Seguimos los senderos que llevaban a la cumbre en un silencio plácido. Yo nunca había conocido a nadie que estuviera tan cómodo sin decir nada como Vinnie, a pesar de toda su vivacidad y entusiasmo. Tampoco había nadie que respetase tanto mi silencio. Cuando estuvimos sentados, me cogí las rodillas y él me dio un masaje en los hombros. Las luces de Brooklyn titilaban a lo lejos. Me trajeron recuerdos del lycée, de conciertos, cafés y amigos de otros tiempos.

—Echas de menos el pasado, ¿eh? —preguntó al darse cuenta de mi estado de ánimo.

—Queda todo tan lejos… Pero es inevitable que me acuerde. Durante una época fue maravilloso. Claro que si me hubiera quedado en París no te conocería, ¿verdad? —Suspiré con melancolía—. ¿Cómo se valoran esas cosas?

Me dio un beso en la nuca.

—Me recuerdas a mí cuando estaba en París —dije.

—¿En qué sentido?

—Quería ser concertista de piano. Era tan ambiciosa como tú.

—¿Y ahora?

—Sigo teniendo ganas de tocar, pero dudo que pueda.

Me puso de frente y me tocó las mejillas, mojadas por las lágrimas.

—¿Qué te pasa? —preguntó.

La tristeza de mi corazón tenía dimensiones oceánicas.

—Somos tan diferentes… Tú tienes una vida segura. No sabes lo que es sufrir. Si necesitas a alguien, tienes a tus padres en casa. Te espera el sol, y a mí las sombras.

Por su manera de mirarme, supe que no lo entendía. Busqué las palabras más indicadas.

—¡Eres… tan americano!

Él rió.

—No es mi culpa.

—¡No, amor mío, si no es ninguna crítica! Me encanta que seas joven, que seas americano, que seas tú…

Nos abrazamos, con mi cabeza en su pecho y mi cuerpo arropado en su calor.

—No me dejes nunca —susurré—. Nunca. Esté donde esté, aunque sea muy lejos, prométeme que seguirás conmigo.

—Pues claro —dijo él dulcemente—. Eres mi amor. Mi vida. Dentro de poco, cuando tenga dinero, nos casaremos.

No le llevé la contraria, aun sabiendo que ese «poco» era demasiado.

—Tengo trabajo —dijo—. En la empresa del señor Schlesinger. Es lo que quería decirte a la hora de comer. Un sueldo fijo. Lo ahorraré todo. ¡Podremos casarnos el año que viene!

—No, el año que viene no. Cuando se acabe la guerra. Cuando vuelva.

Se apartó para mirarme.

—¿Se puede saber adónde vas?

—A Europa.

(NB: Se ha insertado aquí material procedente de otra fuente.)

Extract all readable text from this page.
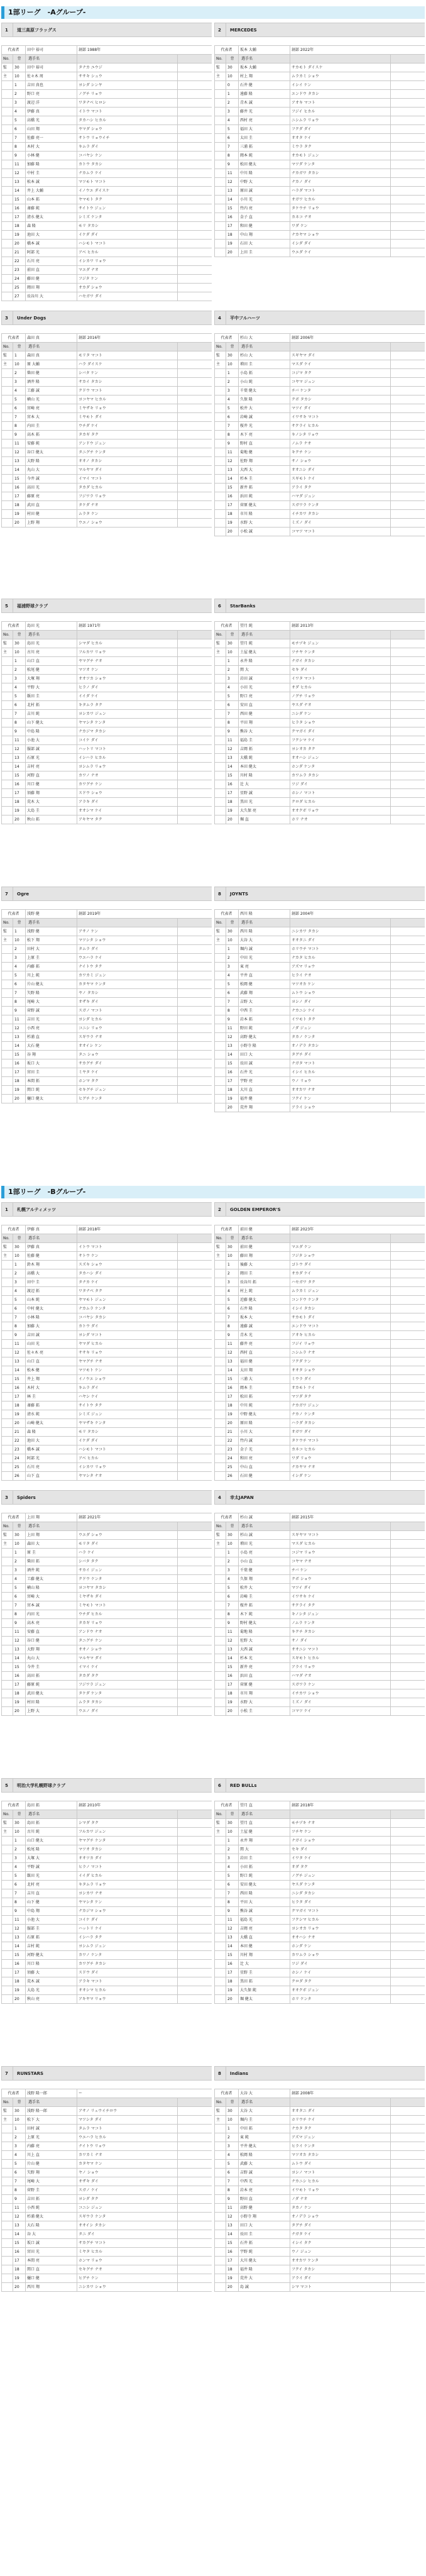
1部リーグ　-Aグループ-
1	道三高原フラッグス			

代表者		田中 裕司	創部 1988年	
No.	背	選手名		
監	30	田中 裕司	タナカ ユウジ	
主	10	佐々木 周	ササキ シュウ	
	1	吉田 真也	ヨシダ シンヤ	
	2	野口 亮	ノグチ リョウ	
	3	渡辺 洋	ワタナベ ヒロシ	
	4	伊藤 真	イトウ マコト	
	5	高橋 光	タカハシ ヒカル	
	6	山田 翔	ヤマダ ショウ	
	7	佐藤 亮一	サトウ リョウイチ	
	8	木村 大	キムラ ダイ	
	9	小林 健	コバヤシ ケン	
	11	加藤 隆	カトウ タカシ	
	12	中村 圭	ナカムラ ケイ	
	13	松本 誠	マツモト マコト	
	14	井上 大輔	イノウエ ダイスケ	
	15	山本 拓	ヤマモト タク	
	16	斎藤 純	サイトウ ジュン	
	17	清水 健太	シミズ ケンタ	
	18	森 隆	モリ タカシ	
	19	池田 大	イケダ ダイ	
	20	橋本 誠	ハシモト マコト	
	21	阿部 光	アベ ヒカル	
	22	石川 亮	イシカワ リョウ	
	23	前田 直	マエダ ナオ	
	24	藤田 健	フジタ ケン	
	25	岡田 翔	オカダ ショウ	
	27	長谷川 大	ハセガワ ダイ	
2	MERCEDES			

代表者		坂本 大輔	創部 2022年	
No.	背	選手名		
監	30	坂本 大輔	サカモト ダイスケ	
主	10	村上 翔	ムラカミ ショウ	
	0	石井 健	イシイ ケン	
	1	遠藤 隆	エンドウ タカシ	
	2	青木 誠	アオキ マコト	
	3	藤井 光	フジイ ヒカル	
	4	西村 亮	ニシムラ リョウ	
	5	福田 大	フクダ ダイ	
	6	太田 圭	オオタ ケイ	
	7	三浦 拓	ミウラ タク	
	8	岡本 純	オカモト ジュン	
	9	松田 健太	マツダ ケンタ	
	11	中川 隆	ナカガワ タカシ	
	12	中野 大	ナカノ ダイ	
	13	原田 誠	ハラダ マコト	
	14	小川 光	オガワ ヒカル	
	15	竹内 亮	タケウチ リョウ	
	16	金子 直	カネコ ナオ	
	17	和田 健	ワダ ケン	
	18	中山 翔	ナカヤマ ショウ	
	19	石田 大	イシダ ダイ	
	20	上田 圭	ウエダ ケイ	
3	Under Dogs			

代表者		森田 真	創部 2016年	
No.	背	選手名		
監	1	森田 真	モリタ マコト	
主	10	原 大輔	ハラ ダイスケ	
	2	柴田 健	シバタ ケン	
	3	酒井 隆	サカイ タカシ	
	4	工藤 誠	クドウ マコト	
	5	横山 光	ヨコヤマ ヒカル	
	6	宮崎 亮	ミヤザキ リョウ	
	7	宮本 大	ミヤモト ダイ	
	8	内田 圭	ウチダ ケイ	
	9	高木 拓	タカギ タク	
	11	安藤 純	アンドウ ジュン	
	12	谷口 健太	タニグチ ケンタ	
	13	大野 隆	オオノ タカシ	
	14	丸山 大	マルヤマ ダイ	
	15	今井 誠	イマイ マコト	
	16	高田 光	タカダ ヒカル	
	17	藤原 亮	フジワラ リョウ	
	18	武田 直	タケダ ナオ	
	19	村田 健	ムラタ ケン	
	20	上野 翔	ウエノ ショウ	
4	平中フルハーツ			

代表者		杉山 大	創部 2006年	
No.	背	選手名		
監	30	杉山 大	スギヤマ ダイ	
主	10	増田 圭	マスダ ケイ	
	1	小島 拓	コジマ タク	
	2	小山 純	コヤマ ジュン	
	3	千葉 健太	チバ ケンタ	
	4	久保 隆	クボ タカシ	
	5	松井 大	マツイ ダイ	
	6	岩崎 誠	イワサキ マコト	
	7	桜井 光	サクライ ヒカル	
	8	木下 亮	キノシタ リョウ	
	9	野村 直	ノムラ ナオ	
	11	菊地 健	キクチ ケン	
	12	佐野 翔	サノ ショウ	
	13	大西 大	オオニシ ダイ	
	14	杉本 圭	スギモト ケイ	
	15	新井 拓	アライ タク	
	16	浜田 純	ハマダ ジュン	
	17	菅原 健太	スガワラ ケンタ	
	18	市川 隆	イチカワ タカシ	
	19	水野 大	ミズノ ダイ	
	20	小松 誠	コマツ マコト	
5	福浦野球クラブ			

代表者		島田 光	創部 1971年	
No.	背	選手名		
監	30	島田 光	シマダ ヒカル	
主	10	古川 亮	フルカワ リョウ	
	1	山口 直	ヤマグチ ナオ	
	2	松尾 健	マツオ ケン	
	3	大塚 翔	オオツカ ショウ	
	4	平野 大	ヒラノ ダイ	
	5	飯田 圭	イイダ ケイ	
	6	北村 拓	キタムラ タク	
	7	吉川 純	ヨシカワ ジュン	
	8	山下 健太	ヤマシタ ケンタ	
	9	中島 隆	ナカジマ タカシ	
	11	小池 大	コイケ ダイ	
	12	服部 誠	ハットリ マコト	
	13	石原 光	イシハラ ヒカル	
	14	吉村 亮	ヨシムラ リョウ	
	15	河野 直	カワノ ナオ	
	16	川口 健	カワグチ ケン	
	17	須藤 翔	スドウ ショウ	
	18	荒木 大	アラキ ダイ	
	19	大島 圭	オオシマ ケイ	
	20	秋山 拓	アキヤマ タク	
6	StarBanks			

代表者		望月 純	創部 2013年	
No.	背	選手名		
監	30	望月 純	モチヅキ ジュン	
主	10	土屋 健太	ツチヤ ケンタ	
	1	永井 隆	ナガイ タカシ	
	2	関 大	セキ ダイ	
	3	岩田 誠	イワタ マコト	
	4	小田 光	オダ ヒカル	
	5	野口 亮	ノグチ リョウ	
	6	安田 直	ヤスダ ナオ	
	7	西田 健	ニシダ ケン	
	8	平田 翔	ヒラタ ショウ	
	9	熊谷 大	クマガイ ダイ	
	11	福島 圭	フクシマ ケイ	
	12	吉岡 拓	ヨシオカ タク	
	13	大橋 純	オオハシ ジュン	
	14	本田 健太	ホンダ ケンタ	
	15	川村 隆	カワムラ タカシ	
	16	辻 大	ツジ ダイ	
	17	星野 誠	ホシノ マコト	
	18	黒田 光	クロダ ヒカル	
	19	大久保 亮	オオクボ リョウ	
	20	堀 直	ホリ ナオ	
7	Ogre			

代表者		浅野 健	創部 2019年	
No.	背	選手名		
監	1	浅野 健	アサノ ケン	
主	10	松下 翔	マツシタ ショウ	
	2	田村 大	タムラ ダイ	
	3	上原 圭	ウエハラ ケイ	
	4	内藤 拓	ナイトウ タク	
	5	川上 純	カワカミ ジュン	
	6	片山 健太	カタヤマ ケンタ	
	7	矢野 隆	ヤノ タカシ	
	8	尾崎 大	オザキ ダイ	
	9	菅野 誠	スガノ マコト	
	11	吉田 光	ヨシダ ヒカル	
	12	小西 亮	コニシ リョウ	
	13	杉浦 直	スギウラ ナオ	
	14	大石 健	オオイシ ケン	
	15	谷 翔	タニ ショウ	
	16	坂口 大	サカグチ ダイ	
	17	宮田 圭	ミヤタ ケイ	
	18	本間 拓	ホンマ タク	
	19	関口 純	セキグチ ジュン	
	20	樋口 健太	ヒグチ ケンタ	
8	JOYNTS			

代表者		西川 隆	創部 2004年	
No.	背	選手名		
監	30	西川 隆	ニシカワ タカシ	
主	10	大谷 大	オオタニ ダイ	
	1	堀内 誠	ホリウチ マコト	
	2	中田 光	ナカタ ヒカル	
	3	東 亮	アズマ リョウ	
	4	平井 直	ヒライ ナオ	
	5	松岡 健	マツオカ ケン	
	6	武藤 翔	ムトウ ショウ	
	7	吉野 大	ヨシノ ダイ	
	8	中西 圭	ナカニシ ケイ	
	9	岩本 拓	イワモト タク	
	11	野田 純	ノダ ジュン	
	12	高野 健太	タカノ ケンタ	
	13	小野寺 隆	オノデラ タカシ	
	14	田口 大	タグチ ダイ	
	15	長田 誠	ナガタ マコト	
	16	石井 光	イシイ ヒカル	
	17	宇野 亮	ウノ リョウ	
	18	大川 直	オオカワ ナオ	
	19	福井 健	フクイ ケン	
	20	荒井 翔	アライ ショウ	
1部リーグ　-Bグループ-
1	札幌アルティメッツ			

代表者		伊藤 真	創部 2018年	
No.	背	選手名		
監	30	伊藤 真	イトウ マコト	
主	10	佐藤 健	サトウ ケン	
	1	鈴木 翔	スズキ ショウ	
	2	高橋 大	タカハシ ダイ	
	3	田中 圭	タナカ ケイ	
	4	渡辺 拓	ワタナベ タク	
	5	山本 純	ヤマモト ジュン	
	6	中村 健太	ナカムラ ケンタ	
	7	小林 隆	コバヤシ タカシ	
	8	加藤 大	カトウ ダイ	
	9	吉田 誠	ヨシダ マコト	
	11	山田 光	ヤマダ ヒカル	
	12	佐々木 亮	ササキ リョウ	
	13	山口 直	ヤマグチ ナオ	
	14	松本 健	マツモト ケン	
	15	井上 翔	イノウエ ショウ	
	16	木村 大	キムラ ダイ	
	17	林 圭	ハヤシ ケイ	
	18	斎藤 拓	サイトウ タク	
	19	清水 純	シミズ ジュン	
	20	山崎 健太	ヤマザキ ケンタ	
	21	森 隆	モリ タカシ	
	22	池田 大	イケダ ダイ	
	23	橋本 誠	ハシモト マコト	
	24	阿部 光	アベ ヒカル	
	25	石川 亮	イシカワ リョウ	
	26	山下 直	ヤマシタ ナオ	
2	GOLDEN EMPEROR'S			

代表者		前田 健	創部 2023年	
No.	背	選手名		
監	30	前田 健	マエダ ケン	
主	10	藤田 翔	フジタ ショウ	
	1	後藤 大	ゴトウ ダイ	
	2	岡田 圭	オカダ ケイ	
	3	長谷川 拓	ハセガワ タク	
	4	村上 純	ムラカミ ジュン	
	5	近藤 健太	コンドウ ケンタ	
	6	石井 隆	イシイ タカシ	
	7	坂本 大	サカモト ダイ	
	8	遠藤 誠	エンドウ マコト	
	9	青木 光	アオキ ヒカル	
	11	藤井 亮	フジイ リョウ	
	12	西村 直	ニシムラ ナオ	
	13	福田 健	フクダ ケン	
	14	太田 翔	オオタ ショウ	
	15	三浦 大	ミウラ ダイ	
	16	岡本 圭	オカモト ケイ	
	17	松田 拓	マツダ タク	
	18	中川 純	ナカガワ ジュン	
	19	中野 健太	ナカノ ケンタ	
	20	原田 隆	ハラダ タカシ	
	21	小川 大	オガワ ダイ	
	22	竹内 誠	タケウチ マコト	
	23	金子 光	カネコ ヒカル	
	24	和田 亮	ワダ リョウ	
	25	中山 直	ナカヤマ ナオ	
	26	石田 健	イシダ ケン	
3	Spiders			

代表者		上田 翔	創部 2021年	
No.	背	選手名		
監	30	上田 翔	ウエダ ショウ	
主	10	森田 大	モリタ ダイ	
	1	原 圭	ハラ ケイ	
	2	柴田 拓	シバタ タク	
	3	酒井 純	サカイ ジュン	
	4	工藤 健太	クドウ ケンタ	
	5	横山 隆	ヨコヤマ タカシ	
	6	宮崎 大	ミヤザキ ダイ	
	7	宮本 誠	ミヤモト マコト	
	8	内田 光	ウチダ ヒカル	
	9	高木 亮	タカギ リョウ	
	11	安藤 直	アンドウ ナオ	
	12	谷口 健	タニグチ ケン	
	13	大野 翔	オオノ ショウ	
	14	丸山 大	マルヤマ ダイ	
	15	今井 圭	イマイ ケイ	
	16	高田 拓	タカダ タク	
	17	藤原 純	フジワラ ジュン	
	18	武田 健太	タケダ ケンタ	
	19	村田 隆	ムラタ タカシ	
	20	上野 大	ウエノ ダイ	
4	幸太JAPAN			

代表者		杉山 誠	創部 2015年	
No.	背	選手名		
監	30	杉山 誠	スギヤマ マコト	
主	10	増田 光	マスダ ヒカル	
	1	小島 亮	コジマ リョウ	
	2	小山 直	コヤマ ナオ	
	3	千葉 健	チバ ケン	
	4	久保 翔	クボ ショウ	
	5	松井 大	マツイ ダイ	
	6	岩崎 圭	イワサキ ケイ	
	7	桜井 拓	サクライ タク	
	8	木下 純	キノシタ ジュン	
	9	野村 健太	ノムラ ケンタ	
	11	菊地 隆	キクチ タカシ	
	12	佐野 大	サノ ダイ	
	13	大西 誠	オオニシ マコト	
	14	杉本 光	スギモト ヒカル	
	15	新井 亮	アライ リョウ	
	16	浜田 直	ハマダ ナオ	
	17	菅原 健	スガワラ ケン	
	18	市川 翔	イチカワ ショウ	
	19	水野 大	ミズノ ダイ	
	20	小松 圭	コマツ ケイ	
5	明治大学札幌野球クラブ			

代表者		島田 拓	創部 2010年	
No.	背	選手名		
監	30	島田 拓	シマダ タク	
主	10	古川 純	フルカワ ジュン	
	1	山口 健太	ヤマグチ ケンタ	
	2	松尾 隆	マツオ タカシ	
	3	大塚 大	オオツカ ダイ	
	4	平野 誠	ヒラノ マコト	
	5	飯田 光	イイダ ヒカル	
	6	北村 亮	キタムラ リョウ	
	7	吉川 直	ヨシカワ ナオ	
	8	山下 健	ヤマシタ ケン	
	9	中島 翔	ナカジマ ショウ	
	11	小池 大	コイケ ダイ	
	12	服部 圭	ハットリ ケイ	
	13	石原 拓	イシハラ タク	
	14	吉村 純	ヨシムラ ジュン	
	15	河野 健太	カワノ ケンタ	
	16	川口 隆	カワグチ タカシ	
	17	須藤 大	スドウ ダイ	
	18	荒木 誠	アラキ マコト	
	19	大島 光	オオシマ ヒカル	
	20	秋山 亮	アキヤマ リョウ	
6	RED BULLs			

代表者		望月 直	創部 2018年	
No.	背	選手名		
監	30	望月 直	モチヅキ ナオ	
主	10	土屋 健	ツチヤ ケン	
	1	永井 翔	ナガイ ショウ	
	2	関 大	セキ ダイ	
	3	岩田 圭	イワタ ケイ	
	4	小田 拓	オダ タク	
	5	野口 純	ノグチ ジュン	
	6	安田 健太	ヤスダ ケンタ	
	7	西田 隆	ニシダ タカシ	
	8	平田 大	ヒラタ ダイ	
	9	熊谷 誠	クマガイ マコト	
	11	福島 光	フクシマ ヒカル	
	12	吉岡 亮	ヨシオカ リョウ	
	13	大橋 直	オオハシ ナオ	
	14	本田 健	ホンダ ケン	
	15	川村 翔	カワムラ ショウ	
	16	辻 大	ツジ ダイ	
	17	星野 圭	ホシノ ケイ	
	18	黒田 拓	クロダ タク	
	19	大久保 純	オオクボ ジュン	
	20	堀 健太	ホリ ケンタ	
7	RUNSTARS			

代表者		浅野 隆一郎	ー	
No.	背	選手名		
監	30	浅野 隆一郎	アサノ リュウイチロウ	
主	10	松下 大	マツシタ ダイ	
	1	田村 誠	タムラ マコト	
	2	上原 光	ウエハラ ヒカル	
	3	内藤 亮	ナイトウ リョウ	
	4	川上 直	カワカミ ナオ	
	5	片山 健	カタヤマ ケン	
	6	矢野 翔	ヤノ ショウ	
	7	尾崎 大	オザキ ダイ	
	8	菅野 圭	スガノ ケイ	
	9	吉田 拓	ヨシダ タク	
	11	小西 純	コニシ ジュン	
	12	杉浦 健太	スギウラ ケンタ	
	13	大石 隆	オオイシ タカシ	
	14	谷 大	タニ ダイ	
	15	坂口 誠	サカグチ マコト	
	16	宮田 光	ミヤタ ヒカル	
	17	本間 亮	ホンマ リョウ	
	18	関口 直	セキグチ ナオ	
	19	樋口 健	ヒグチ ケン	
	20	西川 翔	ニシカワ ショウ	
8	Indians			

代表者		大谷 大	創部 2008年	
No.	背	選手名		
監	30	大谷 大	オオタニ ダイ	
主	10	堀内 圭	ホリウチ ケイ	
	1	中田 拓	ナカタ タク	
	2	東 純	アズマ ジュン	
	3	平井 健太	ヒライ ケンタ	
	4	松岡 隆	マツオカ タカシ	
	5	武藤 大	ムトウ ダイ	
	6	吉野 誠	ヨシノ マコト	
	7	中西 光	ナカニシ ヒカル	
	8	岩本 亮	イワモト リョウ	
	9	野田 直	ノダ ナオ	
	11	高野 健	タカノ ケン	
	12	小野寺 翔	オノデラ ショウ	
	13	田口 大	タグチ ダイ	
	14	長田 圭	ナガタ ケイ	
	15	石井 拓	イシイ タク	
	16	宇野 純	ウノ ジュン	
	17	大川 健太	オオカワ ケンタ	
	18	福井 隆	フクイ タカシ	
	19	荒井 大	アライ ダイ	
	20	島 誠	シマ マコト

Polonia.

—¿Cuándo?

Más que una pregunta, fue un aullido.

—No estoy segura, pero pronto. Es mi nueva misión. Por eso no hemos podido comer juntos. Lo había pedido, lo había suplicado de rodillas, pero ahora que ha llegado el momento… —Me eché en sus brazos—. ¡Ahora que ha llegado el momento, no sé si podré soportarlo!

Me llevó a un bosquecito con más oscuridad e intimidad. Nos tendimos en la hierba y nos dimos mil besos, mientras yo le acariciaba el pelo y sus manos iniciaban la exploración habitual. No pudimos esperar a desnudarnos. Nos devoramos mutuamente con una pasión ardorosa; y por última vez fuimos un solo ser.

Al día siguiente, el coronel Bickwith me dijo que iría a Inglaterra y después a París. Yo hablaba polaco, alemán, francés e inglés. Eso no tenía precio. Una vez en París, me integraría en un ejército invisible, el de la resistencia. No podía decirle a nadie adónde iba. Por lo que respectaba a mis tíos, el coronel les diría que el gobierno me había asignado una misión especial.